"Proof" that $0=1$ using an integral.

Question

I saw the following:

$$\begin{align} \int \tan x \ \mathrm{d}x &= \int \sin x \sec x \ \mathrm{d}x \\ \int \tan x \ \mathrm{d}x &= -\cos x \sec x - \int - \cos x \sec x \tan x \ \mathrm{d}x \\ \int \tan x \ \mathrm{d}x &= -1 + \int \tan x \ \mathrm{d}x \\ 0 &= -1 \end{align}$$

I figure the mistake has to do with constants of integration, but I can't quite point it. Can someone explain to me what happens, please?
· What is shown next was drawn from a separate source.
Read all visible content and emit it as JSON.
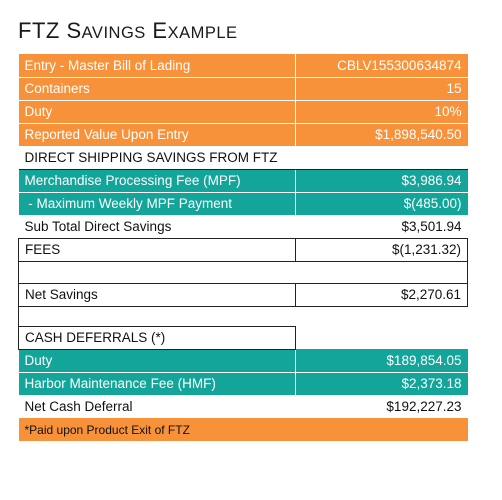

I browsed a bit around here, looking for $0=1$ and the tag fake-proofs, but I didn't found it, so I apologize in advance in case this is a duplicate of something (just provide me the link and I'll delete this, no problems).

Thanks!

Answer 1

Yes, integral equations like this are equal only up to a constant difference. Therefore you need a + C on one of the sides, and then there is no contradiction, as it is true that $0=-1+C$ for a suitable value of C, namely $C=1$

Answer 2

You, in fact, have $$ \int f(x) \; dx = c + \int f(x)\; dx $$ for any constant $c$. The problem is that you can't subtract the integral on both sides. Remember that the indefinite integral really represents(is) a family of antiderivatives.